We hold our phones, our camera, our friend's phones, iPads, Photobooth at a bit of a distance, and just a little bit higher than our head, because that's what makes your cheekbones protrude, and that's what makes your eyes look bigger. And then we take photos with our friends, and we purse our lips and look at each other from the corner of our eyes, and capture each time we reunite, each time we have adventure.
We fill our phones with apps to be able to do this, and spend time at dinner tables and on the train to make a collage of various moments, and outfits and dangling earrings.
And man, we think, it will be great to have these later. It will be great to remember his wedding and that time you and your friend fell on the ground at the music festival, and that day when you were stuck in the cold rain-hail with hair plastered to your face under a red hood, and needed to share in the misery via Instagram. You can show your kids someday.
But it's different, a little less real.
Because selfies are so quick, and so flippant, and so perfectly positioned to capture the same aspect of you, again and again.
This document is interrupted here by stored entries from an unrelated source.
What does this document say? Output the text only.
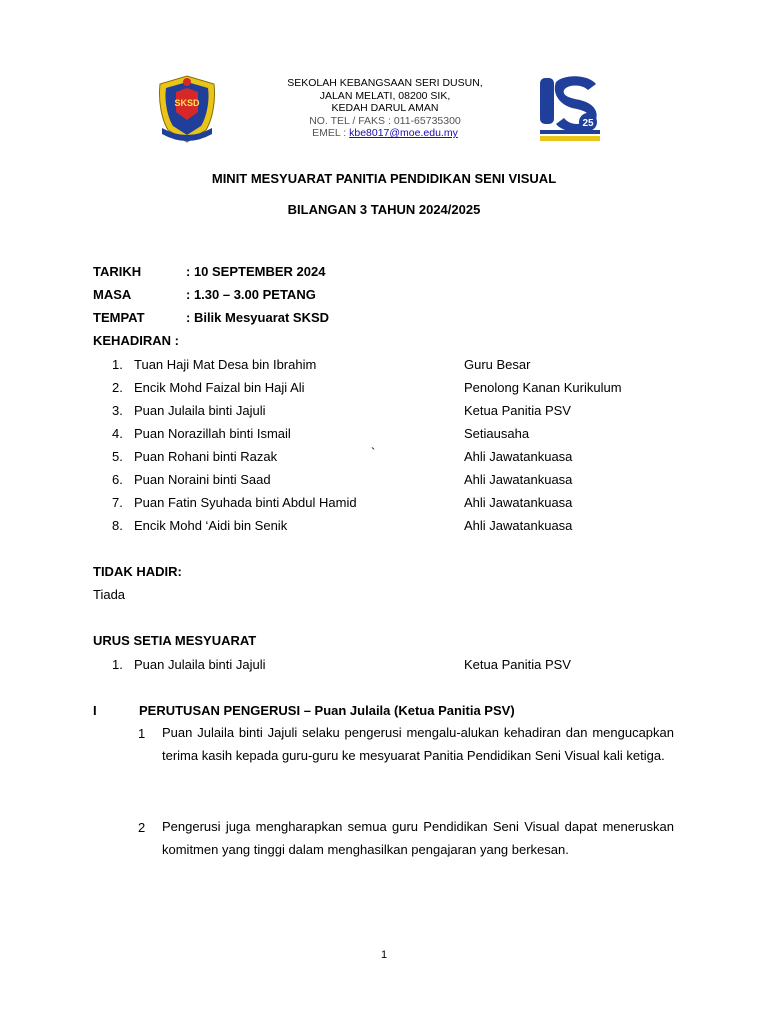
SKSD
SEKOLAH KEBANGSAAN SERI DUSUN,
JALAN MELATI, 08200 SIK,
KEDAH DARUL AMAN
NO. TEL / FAKS : 011-65735300
EMEL : kbe8017@moe.edu.my
25
MINIT MESYUARAT PANITIA PENDIDIKAN SENI VISUAL
BILANGAN 3 TAHUN 2024/2025
TARIKH	: 10 SEPTEMBER 2024
MASA	: 1.30 – 3.00 PETANG
TEMPAT	: Bilik Mesyuarat SKSD
KEHADIRAN :
1. Tuan Haji Mat Desa bin Ibrahim	Guru Besar
2. Encik Mohd Faizal bin Haji Ali	Penolong Kanan Kurikulum
3. Puan Julaila binti Jajuli	Ketua Panitia PSV
4. Puan Norazillah binti Ismail	Setiausaha
5. Puan Rohani binti Razak	`	Ahli Jawatankuasa
6. Puan Noraini binti Saad	Ahli Jawatankuasa
7. Puan Fatin Syuhada binti Abdul Hamid	Ahli Jawatankuasa
8. Encik Mohd ‘Aidi bin Senik	Ahli Jawatankuasa
TIDAK HADIR:
Tiada
URUS SETIA MESYUARAT
1. Puan Julaila binti Jajuli	Ketua Panitia PSV
I	PERUTUSAN PENGERUSI – Puan Julaila (Ketua Panitia PSV)
1 Puan Julaila binti Jajuli selaku pengerusi mengalu-alukan kehadiran dan mengucapkan terima kasih kepada guru-guru ke mesyuarat Panitia Pendidikan Seni Visual kali ketiga.
2 Pengerusi juga mengharapkan semua guru Pendidikan Seni Visual dapat meneruskan komitmen yang tinggi dalam menghasilkan pengajaran yang berkesan.
1
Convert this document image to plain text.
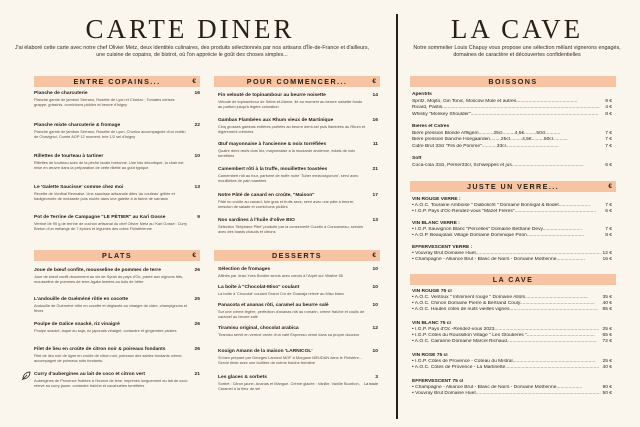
CARTE DINER
J'ai élaboré cette carte avec notre chef Olivier Metz, deux identités culinaires, des produits sélectionnés par nos artisans d'Île-de-France et d'ailleurs, une cuisine de copains, de bistrot, où l'on apprécie le goût des choses simples...
LA CAVE
Notre sommelier Louis Chapuy vous propose une sélection mêlant vignerons engagés, domaines de caractère et découvertes confidentielles
ENTRE COPAINS...	€
Planche de charcuterie	16
Planche garnie de jambon Serrano, Rosette de Lyon et Chorizo ; Tomates cerises grappe, grissinis, cornichons pickles et beurre d'Isigny
Planche mixte charcuterie & fromage	22
Planche garnie de jambon Serrano, Rosette de Lyon, Chorizo accompagnée d'un crottin de Chavignol, Comté AOP 12 moment, brie 1/2 sel d'Isigny
Rillettes de tourteau à tartiner	10
Rillettes de tourteau avec de la pêche locale bretonne. Une fois décortiqué, la chair est mise en œuvre dans la préparation de cette rillette au goût typique
Le 'Galette Saucisse' comme chez moi	13
Recette de Vonthai Rennaise. Une saucisse artisanale dites 'au couteau' grillée et badigeonnée de moutarde puis roulée dans une galette à la farine de sarrasin
Pot de Terrine de Campagne "LE PÈTIER" au Kari Gosse	9
Verrine de 90 g de terrine de cochon artisanal du chef Olivier Metz au 'Kari Gosse'. Curry Breton d'un mélange de 7 épices et légumes des cotes Finistérienne
PLATS	€
Joue de bœuf confite, mousseline de pommes de terre	26
Joue de bœuf confit doucement au vin de Syrah du pays d'Oc, parée aux oignons frits, mousseline de pommes de terre Agata fumées au bois de hêtre
L'andouille de Guéméné rôtie en cocotte	25
Andouille de Guéméné rôtie en cocotte et déglacée au vinaigre de cidre, champignons et fèves
Poulpe de Galice snacké, riz vinaigré	26
Poulpe snacké, laqué au soja, riz japonais vinaigré, coriandre et gingembre pickles
Filet de lieu en croûte de citron noir & poireaux fondants	26
Filet de lieu noir de ligne en croûte de citron noir, poireaux des sables fondants crème, accompagné de poireaux ruits fondants.
Curry d'aubergines au lait de coco et citron vert	21
Aubergines de Provence frottées à l'écorce de lime, imprimés longuement au lait de coco relevé au curry jaune, coriandre fraîche et cacahuètes torréfiées
POUR COMMENCER...	€
Fin velouté de topinambour au beurre noisette	14
Velouté de topinambour de Seine-et-Marne, lié au moment au beurre noisette fondu au parfum jusqu'à légère coloration
Gambas Flambées aux Rhum vieux de Martinique	16
Cinq grosses gambas entières poêlées au beurre demi-sel puis flambées au Rhum et légèrement crémées
Œuf mayonnaise à l'ancienne & noix torréfiées	11
Quatre demi œufs durs bio, mayonnaise à la moutarde ancienne, éclats de noix torréfiées
Camembert rôti à la truffe, mouillettes toastées	21
Camembert rôti au four, parfumé de truffe noire 'Tuber melanosporum', servi avec mouillettes de pain toastées
Notre Pâté de canard en croûte, "Maison"	17
Pâté en croûte au canard, foie gras et fruits secs, servi avec une pâte à beurre, mesclun de salade et cornichons pickles
Nos sardines à l'huile d'olive BIO	13
Sélection 'Stéphane Pitré' produite par la conserverie Courtin à Concarneau, servies avec des toasts chauds et citrons
DESSERTS	€
Sélection de fromages	10
Affinés par Jean-Yves Bordier servis avec cœurs à l'Arpèt sur Vitaline 55
La boîte à "Chocolat-Miso" coulant	10
La boîte à 'Chocolat' coulant Grand Cru de Guanaja relevé au Miso blanc
Panacota et ananas rôti, caramel au beurre salé	10
Sur une crème légère, perfection d'ananas rôti au romarin, crème fraîche et coulis de caramel au beurre salé
Tiramisu original, chocolat arabica	12
Tiramisu servit en verrine ornée d'un café Espresso versé dans sa propre douceur
Kouign Amann de la maison 'LARNICOL'	10
Si bien préparé par Georges Larnicol MOF à Morgane MEUDAN dans le Finistère... Servie tiède avec une boîtière de crème fraîche fermière
Les glaces & sorbets	3
Sorbet : Citron jaune, Ananas et Mangue. Crème glacée : Vanille, Vanille Bourbon, Caramel à la fleur de sel
La boule
BOISSONS
Apéritifs
Spritz, Mojito, Gin Tonic, Moscow Mule et autres.............................................	9 €
Ricard, Pastis.................................................................................................................... 4 €
Whisky "Monkey Shoulder".............................................................................................. 8 €
Bières et Cidres
Bière pression Blonde Affligem...........25cl.........4,5€.........50cl...........	7 €
Bière pression blanche Hoegaarden........25cl.........4,5€.........50cl...........	7 €
Cidre Brut 33cl "Fils de Pomme"...........33cl.......................................	7 €
Soft
Coca-cola 33cl, Perrier33cl, Schweppes et jus.....................................................	6 €
JUSTE UN VERRE...	€
VIN ROUGE VERRE :
• A.O.C. Touraine Amboise " Diabolicht " Domaine Bonnigal & Bodet.......................	7 €
• I.G.P. Pays d'Oc-Rendez-vous "Mazet Frères"............................................................ 6 €
VIN BLANC VERRE :
• I.G.P. Sauvignon Blanc "Percelles" Domaine Bethane Devy.............................	7 €
• A.O.P. Beaujolais Village Domaine Dominique Piron..........................................	8 €
EFFERVESCENT VERRE :
• Vouvray Brut Domaine Huet............................................................................................ 12 €
• Champagne - Alliance Brut - Blanc de Noirs - Domaine Mothenne.....................	16 €
LA CAVE
VIN ROUGE 75 cl
• A.O.C. Ventoux " Infiniment rouge " Domaine Alloïs..............................................	35 €
• A.O.C. Chinon Domaine Pierre & Bertrand Couly....................................................... 40 €
• A.O.C. Hautes côtes de nuits vieilles vignes................................................................. 85 €
VIN BLANC 75 cl
• I.G.P. Pays d'Oc -Rendez-vous 2023............................................................................. 25 €
• I.G.P. Côtes du Roussillon Village " Les Gloutières ".................................................. 65 €
• A.O.C. Cairanne Domaine Marcel Richaud.................................................................. 72 €
VIN ROSÉ 75 cl
• I.G.P. Côtes de Provence - Coteau du Mistral............................................................. 25 €
• A.O.C. Côtes de Provence - La Martinette..................................................................... 40 €
EFFERVESCENT 75 cl
• Champagne - Alliance Brut - Blanc de Noirs - Domaine Mothenne...................	90 €
• Vouvray Brut Domaine Huet............................................................................................ 50 €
If you were painting a self portrait, you wouldn't be able to hold a fake smile so long, or forgive yourself for keeping your lips like that. If someone else was taking your photo, they wouldn't be concentrating on hiding that scar you got when you were four, because they could see you as more than the sum of your features.
We take selfies to remember, we take selfies to get compliments, and that's cool, even great. There's nothing wrong with looking at ourselves -- it's a natural sort of naval gazing. A historic, sometimes healthy, narcissism.
But we don't, can't, use selfies to self-reflect, because even our reflection in the mirror is more true than what fits in a Picframe. The lens is skewed. It's limiting, and edited to fit the boundaries of who we think we are. And everyone knows we are much, much more.